La Chine confirme l'arrestation de deux Canadiens pour espionnage

Des manifestants réclament la libération des deux Canadiens détenus en Chine, le 6 mars 2019 à Vancouver (Canada).
Des manifestants réclament la libération des deux Canadiens détenus en Chine, le 6 mars 2019 à Vancouver (Canada). (JASON REDMOND / AFP)

Les deux hommes avaient été arrêtés en décembre 2018 et placés en détention. Le Canada accuse Pékin de se venger de l'arrestation d'une cadre de l'entreprise chinoise Huawei.

La crise diplomatique entre Pékin et Ottawa s'agrave. La Chine a annoncé, jeudi 16 mai, le placement formel en état d'arrestation des deux Canadiens détenus depuis décembre 2018 pour espionnage. Selon Pékin, "Michael Kovrig [ancien diplomate] est suspecté du crime d'avoir recueilli des secrets d'État et des renseignements à destination de l'étranger. Michael Spavor [spécialiste de la Corée du Nord] est suspecté du crime d'avoir volé et transmis illégalement des secrets d'Etat à destination de l'étranger"

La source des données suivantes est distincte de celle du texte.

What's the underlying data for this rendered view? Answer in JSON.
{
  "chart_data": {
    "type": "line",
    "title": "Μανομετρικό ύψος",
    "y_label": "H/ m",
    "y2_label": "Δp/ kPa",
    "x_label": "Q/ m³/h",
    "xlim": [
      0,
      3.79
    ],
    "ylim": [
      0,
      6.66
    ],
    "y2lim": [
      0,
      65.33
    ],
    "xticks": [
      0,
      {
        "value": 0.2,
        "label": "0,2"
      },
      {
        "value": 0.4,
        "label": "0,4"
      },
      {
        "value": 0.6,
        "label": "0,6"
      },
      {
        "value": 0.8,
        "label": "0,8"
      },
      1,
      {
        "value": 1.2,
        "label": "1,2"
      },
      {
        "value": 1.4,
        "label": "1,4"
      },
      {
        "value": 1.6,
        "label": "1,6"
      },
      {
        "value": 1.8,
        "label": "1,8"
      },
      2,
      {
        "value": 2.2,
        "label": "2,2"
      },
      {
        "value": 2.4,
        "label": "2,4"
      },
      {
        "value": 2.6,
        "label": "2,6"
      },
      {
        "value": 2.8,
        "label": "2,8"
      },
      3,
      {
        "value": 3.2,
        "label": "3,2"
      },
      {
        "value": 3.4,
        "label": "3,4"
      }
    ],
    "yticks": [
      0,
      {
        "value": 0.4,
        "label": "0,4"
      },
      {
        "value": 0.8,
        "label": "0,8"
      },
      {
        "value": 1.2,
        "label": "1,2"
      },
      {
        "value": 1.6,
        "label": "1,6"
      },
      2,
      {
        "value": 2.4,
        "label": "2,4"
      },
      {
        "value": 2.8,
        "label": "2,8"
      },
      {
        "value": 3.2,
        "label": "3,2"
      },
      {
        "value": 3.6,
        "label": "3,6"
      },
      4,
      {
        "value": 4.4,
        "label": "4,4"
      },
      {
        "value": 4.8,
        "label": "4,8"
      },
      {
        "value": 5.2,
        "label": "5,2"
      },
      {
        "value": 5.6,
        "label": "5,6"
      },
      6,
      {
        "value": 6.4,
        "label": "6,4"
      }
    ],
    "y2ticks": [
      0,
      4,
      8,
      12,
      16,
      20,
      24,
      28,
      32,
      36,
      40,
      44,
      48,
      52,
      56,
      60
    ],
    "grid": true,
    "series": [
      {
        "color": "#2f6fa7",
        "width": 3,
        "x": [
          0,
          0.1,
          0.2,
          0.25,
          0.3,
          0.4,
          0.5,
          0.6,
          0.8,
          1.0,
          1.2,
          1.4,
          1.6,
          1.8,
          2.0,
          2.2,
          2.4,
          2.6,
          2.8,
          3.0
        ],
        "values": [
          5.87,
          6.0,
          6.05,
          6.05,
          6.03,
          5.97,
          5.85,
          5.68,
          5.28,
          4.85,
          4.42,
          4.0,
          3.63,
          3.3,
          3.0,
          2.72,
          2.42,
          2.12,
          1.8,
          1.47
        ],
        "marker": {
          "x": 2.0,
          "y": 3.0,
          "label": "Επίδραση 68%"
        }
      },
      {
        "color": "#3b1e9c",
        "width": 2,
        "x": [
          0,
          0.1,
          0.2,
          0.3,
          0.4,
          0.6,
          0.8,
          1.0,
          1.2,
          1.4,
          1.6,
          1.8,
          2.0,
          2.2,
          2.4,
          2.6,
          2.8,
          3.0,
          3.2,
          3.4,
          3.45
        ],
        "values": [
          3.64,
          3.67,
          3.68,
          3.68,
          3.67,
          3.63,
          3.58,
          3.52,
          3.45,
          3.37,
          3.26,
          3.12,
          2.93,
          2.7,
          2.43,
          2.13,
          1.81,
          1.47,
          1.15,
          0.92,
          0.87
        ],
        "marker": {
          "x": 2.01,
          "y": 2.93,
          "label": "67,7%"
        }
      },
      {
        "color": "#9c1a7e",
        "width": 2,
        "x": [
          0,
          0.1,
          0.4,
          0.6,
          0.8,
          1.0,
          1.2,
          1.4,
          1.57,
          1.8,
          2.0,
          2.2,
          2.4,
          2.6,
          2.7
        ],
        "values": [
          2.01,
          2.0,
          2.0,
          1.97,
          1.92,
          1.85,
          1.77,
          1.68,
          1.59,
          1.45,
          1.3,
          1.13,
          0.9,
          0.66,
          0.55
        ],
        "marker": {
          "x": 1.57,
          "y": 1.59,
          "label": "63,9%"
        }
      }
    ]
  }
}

Les deux hommes avaient été interpellés quelques jours après que le Canada eut arrêté, à la demande de la justice américaine, la directrice financière du géant chinois des télécommunications Huawei, Meng Wanzhou. Washington exige l'extradition de Meng Wanzhou vers les Etats-Unis, où elle est accusée de complicité de fraude pour contourner les sanctions contre l'Iran. Son arrestation a ouvert une crise diplomatique sans précédent entre Ottawa et Pékin.

Une arrestation jugée arbitraire par le Canada

La procédure visant les deux Canadiens est largement perçue en Occident comme une mesure de représailles. La Chine dément fermement, affirmant être "un Etat de droit", même si la justice reste sous l'influence du Parti communiste chinois (PCC). "Le Canada condamne fermement leur arrestation arbitraire, comme nous avions condamné leur détention arbitraire le 10 décembre", a déclaré le ministère canadien des Affaires étrangères.

Selon le journal canadien Globe and Mail, les deux hommes ont tout d'abord été retenus dans un endroit secret, en vertu du système judiciaire chinois qui permet de détenir des personnes pendant une durée de six mois sans les arrêter formellement. Mais la mise en état d'arrestation de Michael Kovrig et Michael Spavor a automatiquement entraîné leur transfert dans un centre de détention en bonne et due forme, a priori synonyme de meilleures conditions de vie, a indiqué le quotidien.

Une source officielle canadienne confiait en mars à l'AFP que les deux hommes subissaient "quasi quotidiennement des interrogatoires". Des parlementaires canadiens ont eux dénoncé des conditions de détention "totalement inacceptables". La justice chinoise a condamné à mort ces derniers mois deux autres Canadiens reconnus coupables de trafic de drogue. Une peine qu'Ottawa dénonce comme "cruelle et inhumaine".